"'Thy elder brother I would be,
Thy father, anything to thee!'"
"By-the-by, Dicky, where is your father now?" asks Stephen Gower, who is leaning against the mantelpiece in Dulce's vicinity, but not quite close to her. Ill-temper, called dignity, forbids his nearer approach to his goddess.
"Down South," says Dicky. "Not in Carolina, exactly, but in Devon. It does remind one of the ten little nigger boys, doesn't it?" Then he begins with a quite uncalled for amount of energy, "'Eight little nigger boys traveling in Devon, one overslept hisself, and then there were seven,'" and would probably have continued the dismal ditty up to the bitter end, but that Sir Mark calls him up sharp.
"Never mind the niggers," he says, "tell us about your father. Where is he now?"
"Down at the old place, cursing his fate, no doubt. By-the-bye, talking of my ancestral home, I wish some day you would all come and put in a month there. Will you?"
"We will," says Julia, directly. Julia is always ready to go anywhere, children and all, at a moment's notice.
"Is it a nice place, Dicky?" asks Sir Mark, cautiously.
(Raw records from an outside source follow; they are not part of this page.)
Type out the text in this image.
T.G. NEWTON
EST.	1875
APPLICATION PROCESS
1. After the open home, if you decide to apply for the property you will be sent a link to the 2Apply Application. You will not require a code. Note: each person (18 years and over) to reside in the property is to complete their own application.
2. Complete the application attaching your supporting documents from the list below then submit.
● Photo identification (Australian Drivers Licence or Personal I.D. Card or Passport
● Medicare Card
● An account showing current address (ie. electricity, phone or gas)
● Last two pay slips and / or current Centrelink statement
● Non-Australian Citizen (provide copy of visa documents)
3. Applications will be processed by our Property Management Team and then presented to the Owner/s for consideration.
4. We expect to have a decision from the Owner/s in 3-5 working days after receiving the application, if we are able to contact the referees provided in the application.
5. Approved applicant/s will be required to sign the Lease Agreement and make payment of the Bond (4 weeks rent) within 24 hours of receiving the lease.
"No, it isn't," says Mr. Browne; "not now, you know. I hear it used to be; but there's no believing old people, they lie like fun. I'll get it settled up for all of you, if you'll promise to come, but just at present it isn't much. It is an odd old place, all doors and dust, and rats, I shouldn't wonder."
"That's nothing," says Gower. "Anything else against it?"
"Well, I don't know," replies Dicky, gloomily. "It smells, I think."